Im Streit um die Schließung der Lehramtsausbildung hat der Allgemeine Studierendenausschuss (AStA) der Universität Greifswald nun den Rücktritt des Bildungsministers Henry Tesch (CDU) gefordert.
Nach dem die Pressemitteilung des AStA zur letztwöchigen Demonstration mit dem Slogan „Tesch muss weg“ überschrieben war, bestätigte uns die kommissarische AStA- Vorsitzende Daniela Gleich, dass sich die politische Vertretung der Greifswalder Studierendenschaft diese Forderung zu eigen macht: „Tesch muss weg“ sei „der Ruf der teilnehmenden Studierenden an der Demo. Wenn sie das fordern, ist das auch die Forderung des AStA.“ Es habe allerdings bisher keinen offiziellen Beschluss über diese Forderung gegeben.

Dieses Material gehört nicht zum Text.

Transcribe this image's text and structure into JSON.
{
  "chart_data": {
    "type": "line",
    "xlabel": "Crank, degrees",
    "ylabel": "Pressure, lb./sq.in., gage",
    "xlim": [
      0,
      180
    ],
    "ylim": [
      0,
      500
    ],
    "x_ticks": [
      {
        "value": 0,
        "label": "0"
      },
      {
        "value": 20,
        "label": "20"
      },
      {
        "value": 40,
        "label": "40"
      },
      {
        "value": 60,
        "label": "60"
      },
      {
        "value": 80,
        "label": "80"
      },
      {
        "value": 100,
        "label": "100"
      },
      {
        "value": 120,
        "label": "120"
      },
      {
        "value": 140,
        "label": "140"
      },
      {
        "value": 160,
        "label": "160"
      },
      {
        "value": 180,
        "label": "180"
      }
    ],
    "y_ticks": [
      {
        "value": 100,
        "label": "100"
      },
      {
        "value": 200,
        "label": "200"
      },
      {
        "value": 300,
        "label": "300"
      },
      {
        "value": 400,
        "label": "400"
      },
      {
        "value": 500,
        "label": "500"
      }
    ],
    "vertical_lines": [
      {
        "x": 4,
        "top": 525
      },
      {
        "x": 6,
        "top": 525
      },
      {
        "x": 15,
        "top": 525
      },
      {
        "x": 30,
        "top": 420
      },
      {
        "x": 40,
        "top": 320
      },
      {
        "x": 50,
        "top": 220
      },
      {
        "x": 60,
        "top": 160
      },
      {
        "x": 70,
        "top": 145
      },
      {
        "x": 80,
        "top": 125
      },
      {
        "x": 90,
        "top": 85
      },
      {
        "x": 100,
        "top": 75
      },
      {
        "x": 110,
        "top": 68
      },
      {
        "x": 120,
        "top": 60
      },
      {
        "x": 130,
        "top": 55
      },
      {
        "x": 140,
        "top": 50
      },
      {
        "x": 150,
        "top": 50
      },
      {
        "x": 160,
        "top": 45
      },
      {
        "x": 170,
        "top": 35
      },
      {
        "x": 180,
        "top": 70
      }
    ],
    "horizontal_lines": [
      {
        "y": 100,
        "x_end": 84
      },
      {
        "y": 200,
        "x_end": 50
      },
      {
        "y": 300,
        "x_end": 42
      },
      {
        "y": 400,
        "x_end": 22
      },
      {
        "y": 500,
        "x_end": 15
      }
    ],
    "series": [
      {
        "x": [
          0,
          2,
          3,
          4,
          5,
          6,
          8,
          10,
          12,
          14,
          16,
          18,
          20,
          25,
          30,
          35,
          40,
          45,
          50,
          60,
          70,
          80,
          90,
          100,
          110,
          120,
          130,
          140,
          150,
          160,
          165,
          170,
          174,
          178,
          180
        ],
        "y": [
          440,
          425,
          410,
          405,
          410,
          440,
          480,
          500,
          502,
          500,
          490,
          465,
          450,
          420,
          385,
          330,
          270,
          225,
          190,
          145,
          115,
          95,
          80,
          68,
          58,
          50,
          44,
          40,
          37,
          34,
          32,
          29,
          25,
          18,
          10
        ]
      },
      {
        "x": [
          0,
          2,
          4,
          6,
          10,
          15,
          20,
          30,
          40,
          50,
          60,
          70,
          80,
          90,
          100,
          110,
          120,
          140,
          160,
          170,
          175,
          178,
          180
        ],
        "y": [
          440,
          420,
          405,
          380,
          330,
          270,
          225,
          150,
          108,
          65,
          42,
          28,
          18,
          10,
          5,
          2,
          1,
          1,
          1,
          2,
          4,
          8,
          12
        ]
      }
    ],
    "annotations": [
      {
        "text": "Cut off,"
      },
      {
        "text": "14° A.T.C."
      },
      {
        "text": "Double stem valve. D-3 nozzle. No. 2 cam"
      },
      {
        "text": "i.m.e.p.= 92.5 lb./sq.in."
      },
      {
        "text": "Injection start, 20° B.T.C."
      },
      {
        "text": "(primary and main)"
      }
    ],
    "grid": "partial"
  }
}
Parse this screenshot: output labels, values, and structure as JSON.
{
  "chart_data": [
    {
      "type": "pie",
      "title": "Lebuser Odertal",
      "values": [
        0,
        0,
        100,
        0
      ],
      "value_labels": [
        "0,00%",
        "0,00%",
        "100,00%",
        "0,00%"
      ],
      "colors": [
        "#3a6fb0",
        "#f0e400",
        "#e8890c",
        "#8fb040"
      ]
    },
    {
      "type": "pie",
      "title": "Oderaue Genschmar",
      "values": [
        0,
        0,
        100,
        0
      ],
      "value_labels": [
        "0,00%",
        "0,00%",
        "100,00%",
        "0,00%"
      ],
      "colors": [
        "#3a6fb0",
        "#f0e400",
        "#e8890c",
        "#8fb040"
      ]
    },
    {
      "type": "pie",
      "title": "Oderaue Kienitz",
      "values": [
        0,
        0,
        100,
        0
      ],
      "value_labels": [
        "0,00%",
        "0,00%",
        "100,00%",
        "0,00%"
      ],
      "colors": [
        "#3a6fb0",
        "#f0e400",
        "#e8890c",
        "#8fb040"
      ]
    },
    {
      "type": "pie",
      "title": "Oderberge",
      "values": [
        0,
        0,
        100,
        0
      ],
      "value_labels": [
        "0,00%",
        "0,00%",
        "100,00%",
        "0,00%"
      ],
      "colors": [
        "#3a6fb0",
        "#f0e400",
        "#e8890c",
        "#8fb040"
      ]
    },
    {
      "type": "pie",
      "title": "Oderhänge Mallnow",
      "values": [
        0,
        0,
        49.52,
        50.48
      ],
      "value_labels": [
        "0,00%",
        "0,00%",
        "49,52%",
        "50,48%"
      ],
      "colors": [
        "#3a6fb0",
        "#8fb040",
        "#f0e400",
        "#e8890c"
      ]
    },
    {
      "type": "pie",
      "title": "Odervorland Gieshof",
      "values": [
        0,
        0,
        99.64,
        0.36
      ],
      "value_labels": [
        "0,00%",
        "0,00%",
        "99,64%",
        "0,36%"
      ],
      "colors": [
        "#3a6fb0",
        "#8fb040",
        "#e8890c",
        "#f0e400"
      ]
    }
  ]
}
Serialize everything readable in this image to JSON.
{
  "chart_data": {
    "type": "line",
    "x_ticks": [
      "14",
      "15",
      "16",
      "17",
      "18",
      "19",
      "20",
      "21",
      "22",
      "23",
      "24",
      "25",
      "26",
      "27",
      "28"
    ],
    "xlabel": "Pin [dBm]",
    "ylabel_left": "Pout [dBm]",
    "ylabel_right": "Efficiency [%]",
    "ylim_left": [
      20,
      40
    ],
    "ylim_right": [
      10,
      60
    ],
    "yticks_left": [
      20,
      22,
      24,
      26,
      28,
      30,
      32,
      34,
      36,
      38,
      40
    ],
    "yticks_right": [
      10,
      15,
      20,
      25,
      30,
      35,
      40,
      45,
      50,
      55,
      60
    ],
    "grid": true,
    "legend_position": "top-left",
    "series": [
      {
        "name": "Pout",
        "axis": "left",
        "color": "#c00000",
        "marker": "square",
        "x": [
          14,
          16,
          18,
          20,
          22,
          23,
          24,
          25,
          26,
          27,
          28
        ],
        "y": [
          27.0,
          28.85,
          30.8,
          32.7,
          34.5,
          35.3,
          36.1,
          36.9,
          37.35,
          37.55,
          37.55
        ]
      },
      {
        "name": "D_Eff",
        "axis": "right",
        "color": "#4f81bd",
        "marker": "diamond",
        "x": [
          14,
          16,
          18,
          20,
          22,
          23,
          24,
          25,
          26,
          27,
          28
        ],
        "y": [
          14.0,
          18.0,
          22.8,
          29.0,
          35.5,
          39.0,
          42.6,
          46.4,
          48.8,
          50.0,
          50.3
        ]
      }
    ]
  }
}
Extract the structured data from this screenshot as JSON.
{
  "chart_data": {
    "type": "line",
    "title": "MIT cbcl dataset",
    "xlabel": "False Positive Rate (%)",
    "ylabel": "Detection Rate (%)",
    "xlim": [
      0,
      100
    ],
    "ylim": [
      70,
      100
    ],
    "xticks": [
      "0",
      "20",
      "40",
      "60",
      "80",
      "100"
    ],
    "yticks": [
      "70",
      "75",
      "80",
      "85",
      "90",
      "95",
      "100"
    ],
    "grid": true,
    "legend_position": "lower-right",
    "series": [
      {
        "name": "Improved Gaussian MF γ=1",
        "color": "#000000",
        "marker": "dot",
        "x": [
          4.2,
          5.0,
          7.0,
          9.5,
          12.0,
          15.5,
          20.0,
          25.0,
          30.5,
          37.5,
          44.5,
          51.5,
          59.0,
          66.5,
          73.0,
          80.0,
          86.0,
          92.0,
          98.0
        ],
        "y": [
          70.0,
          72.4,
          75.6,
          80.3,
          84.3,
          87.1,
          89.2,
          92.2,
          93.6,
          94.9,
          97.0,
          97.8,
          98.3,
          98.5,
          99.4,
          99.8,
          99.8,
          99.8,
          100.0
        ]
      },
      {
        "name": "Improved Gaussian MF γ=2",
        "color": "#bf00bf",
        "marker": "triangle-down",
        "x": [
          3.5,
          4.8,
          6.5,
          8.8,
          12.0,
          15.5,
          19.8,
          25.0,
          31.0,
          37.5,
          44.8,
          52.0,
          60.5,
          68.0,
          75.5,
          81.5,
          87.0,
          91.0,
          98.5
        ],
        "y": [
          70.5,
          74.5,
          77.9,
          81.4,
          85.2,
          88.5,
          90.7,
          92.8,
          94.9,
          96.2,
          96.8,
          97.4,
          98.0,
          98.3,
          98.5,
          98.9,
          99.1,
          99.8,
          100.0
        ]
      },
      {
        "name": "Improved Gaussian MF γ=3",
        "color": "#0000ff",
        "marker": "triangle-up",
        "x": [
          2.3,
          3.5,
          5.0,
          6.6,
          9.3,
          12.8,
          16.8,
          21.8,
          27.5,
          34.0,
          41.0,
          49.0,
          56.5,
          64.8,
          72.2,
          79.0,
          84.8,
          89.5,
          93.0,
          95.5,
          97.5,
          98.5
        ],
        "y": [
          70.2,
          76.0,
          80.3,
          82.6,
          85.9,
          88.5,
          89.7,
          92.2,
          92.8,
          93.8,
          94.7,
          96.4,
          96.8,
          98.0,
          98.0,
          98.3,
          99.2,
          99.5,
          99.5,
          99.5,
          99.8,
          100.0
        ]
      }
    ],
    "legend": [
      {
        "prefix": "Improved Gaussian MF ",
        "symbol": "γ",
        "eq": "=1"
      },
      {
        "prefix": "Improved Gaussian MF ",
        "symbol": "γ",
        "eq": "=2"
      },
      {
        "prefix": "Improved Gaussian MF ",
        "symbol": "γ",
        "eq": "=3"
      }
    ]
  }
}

StuPa wurde nicht informiert
Der Greifswalder AStA, der sich noch bis in den April als Mediator in der Hochschulpolitik sah, zeigt sich damit ungewohnt deutlich in seinen Aussagen zu den Problemen in der Bildungspolitik. Daniela Gleich: „Minister Tesch fabriziert eine Bildungspolitik, die an den Meinungen der Menschen im Land vorbeigeht. Wenn so viel Unmut im Land herrscht, bei Studenten, aber auch bei den anderen Bürgern, dann ist das Grund genug für einen Minister, sein Amt abzugeben.“ Informiert habe man Henry Tesch noch nicht über die Forderung: „Das wird er dann auf der Demo in Schwerin Juli mitbekommen.“
Franz Küntzel, Hochschulpolitischer Referent und Mitglied des RCDS betont: „Der Ruf nach Teschs Rücktritt wurde auf der Demo laut, wir als AStA sind da auch in der Pflicht, die Meinung der Studenten gegenüber Schwerin zu vertreten.“ Auf Nachfrage des webMoritz erklärte der Präsident des Studierendenparlaments (StuPa), Korbinian Geiger, dass er von dieser Forderung bis dato nichts gewusst habe. Weiter kommentieren wollte er die Aussagen des AStA daher nicht.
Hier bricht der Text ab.